Beautifully nuanced with unique flavors, za’atar is popular in Lebanese, Greek, Syrian, Israeli and Palestinian cultures, among others.
The simplest of versions is a mix of thyme, savory or marjoram, sumac, sea salt and sesame seeds blended with olive oil and spread on flatbread. Of course, in the same way American dishes differ from region to region, so do versions of za’atar.
And while each version is perfect on flatbread, za’atar is also a lovely way to spice up meat, or dress up hummus or labneh to boost the flavor profile.
Because there are so many different versions, za’atar tells a certain story about each region where it is popular, and in that way has the ability to teach us a bit about different cultures while uniting them as one. Although a humble spice, za’atar is in many ways a gateway to Middle Eastern life.
“The food we love the most is the food that is the most simple,” chef Ezra Kedem of the Tel Aviv restaurant Arcadia told the National Post. “Old recipes that people forgot.”
And by bringing those recipes back but giving them a completely contemporary, upscale twist, Kedem – who trained under chef Jacques Pepin as an apprentice - is using the spices of the past to “create a new food language,” he said.
Still, it is difficult to break with tradition, and throughout the Middle East on exam day, children eat a breakfast of flatbread sprinkled with za’atar, since the spice blend is believed to boost memory.
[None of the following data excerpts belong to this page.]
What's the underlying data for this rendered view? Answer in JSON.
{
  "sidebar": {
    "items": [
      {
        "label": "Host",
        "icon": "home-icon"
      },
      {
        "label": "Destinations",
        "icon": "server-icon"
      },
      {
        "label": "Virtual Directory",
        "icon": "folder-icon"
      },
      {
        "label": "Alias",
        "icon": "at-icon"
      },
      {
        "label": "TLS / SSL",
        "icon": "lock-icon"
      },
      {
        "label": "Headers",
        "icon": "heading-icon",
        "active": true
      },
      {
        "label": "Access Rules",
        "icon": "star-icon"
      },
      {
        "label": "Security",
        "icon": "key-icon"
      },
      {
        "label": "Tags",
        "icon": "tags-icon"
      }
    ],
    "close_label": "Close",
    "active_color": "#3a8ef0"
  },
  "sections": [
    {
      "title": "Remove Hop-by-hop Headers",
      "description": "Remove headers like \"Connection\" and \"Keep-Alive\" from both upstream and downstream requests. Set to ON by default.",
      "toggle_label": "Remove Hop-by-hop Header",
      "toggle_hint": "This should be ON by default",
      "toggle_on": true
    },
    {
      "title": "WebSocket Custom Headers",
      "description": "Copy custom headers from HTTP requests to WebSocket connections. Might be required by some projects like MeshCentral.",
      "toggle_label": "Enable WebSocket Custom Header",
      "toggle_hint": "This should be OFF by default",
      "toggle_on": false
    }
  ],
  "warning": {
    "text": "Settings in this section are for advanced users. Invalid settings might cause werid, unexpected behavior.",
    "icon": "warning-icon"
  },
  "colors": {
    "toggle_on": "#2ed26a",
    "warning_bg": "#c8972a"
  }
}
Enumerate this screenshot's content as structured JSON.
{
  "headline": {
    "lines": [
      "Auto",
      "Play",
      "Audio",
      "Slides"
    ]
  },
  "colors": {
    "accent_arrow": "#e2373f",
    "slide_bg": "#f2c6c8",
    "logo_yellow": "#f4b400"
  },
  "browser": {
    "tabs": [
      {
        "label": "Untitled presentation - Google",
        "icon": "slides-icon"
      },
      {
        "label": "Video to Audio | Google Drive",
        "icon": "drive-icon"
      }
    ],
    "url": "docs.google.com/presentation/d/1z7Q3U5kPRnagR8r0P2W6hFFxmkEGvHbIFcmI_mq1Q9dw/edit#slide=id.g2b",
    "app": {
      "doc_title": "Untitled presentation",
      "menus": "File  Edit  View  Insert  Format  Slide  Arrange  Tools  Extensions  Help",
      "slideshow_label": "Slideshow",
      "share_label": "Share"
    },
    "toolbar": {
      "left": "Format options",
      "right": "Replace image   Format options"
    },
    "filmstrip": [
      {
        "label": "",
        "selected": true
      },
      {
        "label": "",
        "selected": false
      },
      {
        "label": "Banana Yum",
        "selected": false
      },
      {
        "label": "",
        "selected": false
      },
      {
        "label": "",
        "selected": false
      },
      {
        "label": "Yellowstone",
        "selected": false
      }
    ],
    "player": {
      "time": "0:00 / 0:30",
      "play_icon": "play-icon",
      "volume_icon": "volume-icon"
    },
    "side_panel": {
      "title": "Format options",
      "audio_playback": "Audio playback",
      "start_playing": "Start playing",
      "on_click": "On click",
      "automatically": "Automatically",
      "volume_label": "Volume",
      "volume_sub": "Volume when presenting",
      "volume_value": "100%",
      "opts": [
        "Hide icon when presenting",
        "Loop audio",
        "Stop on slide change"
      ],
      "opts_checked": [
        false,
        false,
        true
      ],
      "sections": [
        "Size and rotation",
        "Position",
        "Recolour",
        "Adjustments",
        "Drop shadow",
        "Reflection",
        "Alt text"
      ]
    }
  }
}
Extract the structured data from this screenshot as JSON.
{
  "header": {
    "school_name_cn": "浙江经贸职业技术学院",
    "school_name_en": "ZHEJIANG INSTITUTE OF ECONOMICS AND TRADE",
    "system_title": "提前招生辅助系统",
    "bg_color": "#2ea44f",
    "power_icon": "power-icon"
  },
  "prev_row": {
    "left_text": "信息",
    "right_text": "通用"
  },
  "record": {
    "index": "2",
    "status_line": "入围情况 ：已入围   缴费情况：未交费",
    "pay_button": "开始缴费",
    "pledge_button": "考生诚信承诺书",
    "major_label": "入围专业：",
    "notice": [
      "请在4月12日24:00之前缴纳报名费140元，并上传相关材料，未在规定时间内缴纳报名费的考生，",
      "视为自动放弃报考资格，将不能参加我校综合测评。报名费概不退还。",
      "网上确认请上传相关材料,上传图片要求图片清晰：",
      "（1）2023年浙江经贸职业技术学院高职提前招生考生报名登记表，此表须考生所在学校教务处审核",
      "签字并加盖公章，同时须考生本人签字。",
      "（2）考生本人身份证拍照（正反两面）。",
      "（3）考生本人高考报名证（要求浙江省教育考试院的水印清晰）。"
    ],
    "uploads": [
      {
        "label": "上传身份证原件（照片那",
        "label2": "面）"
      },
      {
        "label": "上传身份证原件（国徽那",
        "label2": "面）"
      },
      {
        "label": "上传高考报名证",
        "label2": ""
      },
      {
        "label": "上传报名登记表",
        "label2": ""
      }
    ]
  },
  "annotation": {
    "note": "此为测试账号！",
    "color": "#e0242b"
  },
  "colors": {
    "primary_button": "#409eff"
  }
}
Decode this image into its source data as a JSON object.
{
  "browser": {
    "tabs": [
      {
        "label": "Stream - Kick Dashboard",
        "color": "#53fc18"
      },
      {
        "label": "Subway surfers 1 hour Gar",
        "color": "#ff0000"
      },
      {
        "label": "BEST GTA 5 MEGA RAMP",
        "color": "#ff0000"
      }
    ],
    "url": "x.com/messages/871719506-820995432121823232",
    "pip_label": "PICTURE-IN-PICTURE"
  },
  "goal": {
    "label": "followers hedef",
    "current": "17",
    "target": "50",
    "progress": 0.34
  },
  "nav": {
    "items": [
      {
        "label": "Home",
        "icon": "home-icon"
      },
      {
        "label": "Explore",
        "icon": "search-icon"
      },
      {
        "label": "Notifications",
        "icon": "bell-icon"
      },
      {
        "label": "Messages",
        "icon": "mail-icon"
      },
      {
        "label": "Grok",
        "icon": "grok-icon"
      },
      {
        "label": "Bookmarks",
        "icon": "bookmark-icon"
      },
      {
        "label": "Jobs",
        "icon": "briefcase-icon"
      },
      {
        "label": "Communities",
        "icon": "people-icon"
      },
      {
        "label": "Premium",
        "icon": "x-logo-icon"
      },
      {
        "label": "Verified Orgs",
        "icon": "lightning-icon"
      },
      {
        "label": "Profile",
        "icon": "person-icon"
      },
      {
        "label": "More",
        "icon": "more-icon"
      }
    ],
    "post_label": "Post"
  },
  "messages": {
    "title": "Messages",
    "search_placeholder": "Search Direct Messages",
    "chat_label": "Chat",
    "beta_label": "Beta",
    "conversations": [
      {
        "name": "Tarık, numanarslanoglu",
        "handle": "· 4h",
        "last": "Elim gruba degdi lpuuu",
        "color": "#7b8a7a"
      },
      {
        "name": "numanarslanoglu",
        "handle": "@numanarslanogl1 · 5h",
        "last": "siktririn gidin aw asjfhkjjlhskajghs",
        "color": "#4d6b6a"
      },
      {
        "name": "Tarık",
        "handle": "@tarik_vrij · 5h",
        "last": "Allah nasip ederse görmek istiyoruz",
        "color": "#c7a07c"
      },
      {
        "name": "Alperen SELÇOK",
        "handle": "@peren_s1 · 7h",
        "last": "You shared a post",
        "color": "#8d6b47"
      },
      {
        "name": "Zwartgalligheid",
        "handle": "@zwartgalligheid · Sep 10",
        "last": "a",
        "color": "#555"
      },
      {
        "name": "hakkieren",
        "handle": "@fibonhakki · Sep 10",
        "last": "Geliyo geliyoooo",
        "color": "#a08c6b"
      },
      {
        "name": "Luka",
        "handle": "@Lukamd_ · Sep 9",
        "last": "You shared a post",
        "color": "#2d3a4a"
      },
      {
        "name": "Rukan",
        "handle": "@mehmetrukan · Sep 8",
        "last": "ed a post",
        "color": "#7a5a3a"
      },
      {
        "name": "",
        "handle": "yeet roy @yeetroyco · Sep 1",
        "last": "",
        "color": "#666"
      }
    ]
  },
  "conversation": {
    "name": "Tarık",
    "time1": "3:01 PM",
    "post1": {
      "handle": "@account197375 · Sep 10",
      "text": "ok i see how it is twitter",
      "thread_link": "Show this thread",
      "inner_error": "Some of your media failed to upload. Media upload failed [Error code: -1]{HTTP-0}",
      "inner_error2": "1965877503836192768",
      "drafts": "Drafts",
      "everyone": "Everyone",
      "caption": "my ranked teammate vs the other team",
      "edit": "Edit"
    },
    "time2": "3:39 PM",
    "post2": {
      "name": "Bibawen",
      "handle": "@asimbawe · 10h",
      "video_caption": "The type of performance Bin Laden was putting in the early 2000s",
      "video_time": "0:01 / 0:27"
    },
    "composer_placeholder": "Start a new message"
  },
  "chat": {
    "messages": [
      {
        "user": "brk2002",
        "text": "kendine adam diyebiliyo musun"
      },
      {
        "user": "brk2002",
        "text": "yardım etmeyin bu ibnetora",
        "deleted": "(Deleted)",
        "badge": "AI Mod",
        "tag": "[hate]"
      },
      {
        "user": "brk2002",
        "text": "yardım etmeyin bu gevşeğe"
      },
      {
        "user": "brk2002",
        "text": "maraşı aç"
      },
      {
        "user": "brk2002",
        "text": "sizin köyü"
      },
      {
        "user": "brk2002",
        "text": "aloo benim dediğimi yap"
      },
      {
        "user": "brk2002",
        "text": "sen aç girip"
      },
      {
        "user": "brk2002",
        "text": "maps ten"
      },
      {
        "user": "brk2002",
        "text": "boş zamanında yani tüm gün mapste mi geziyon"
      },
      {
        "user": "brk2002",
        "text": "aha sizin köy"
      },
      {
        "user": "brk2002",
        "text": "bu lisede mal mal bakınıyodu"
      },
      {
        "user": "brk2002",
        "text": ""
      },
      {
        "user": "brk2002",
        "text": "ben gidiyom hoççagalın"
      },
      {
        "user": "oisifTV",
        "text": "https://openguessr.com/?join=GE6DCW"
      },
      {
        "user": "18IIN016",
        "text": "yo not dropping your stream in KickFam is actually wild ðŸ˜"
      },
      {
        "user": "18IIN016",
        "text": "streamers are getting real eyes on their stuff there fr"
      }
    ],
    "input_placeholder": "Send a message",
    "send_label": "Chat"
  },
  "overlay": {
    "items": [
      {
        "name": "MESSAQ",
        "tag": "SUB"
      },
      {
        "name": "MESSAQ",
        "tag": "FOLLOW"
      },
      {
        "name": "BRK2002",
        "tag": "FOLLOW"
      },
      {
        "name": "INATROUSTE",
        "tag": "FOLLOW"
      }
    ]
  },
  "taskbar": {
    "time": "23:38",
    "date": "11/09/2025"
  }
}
Grind the savory, sumac, salt and sesame seed in a spice grinder until it reaches your desired texture. (Some like a little texture, others prefer a fine grind.)
Store in a sealed container in a cool, dry place.
To use: Mix equal parts za’atar and olive oil and serve on warm, toasted flatbread.
The Lebanese version of za’atar is a bit more complex than the traditional version, and includes more spices.
Toast fennel and sesame seeds in a cast-iron skillet until fragrant. Remove from heat and allow the seeds to cool. Blend all the spices in a spice grinder or by using a mortar and pestle. Store in a cool, dry place.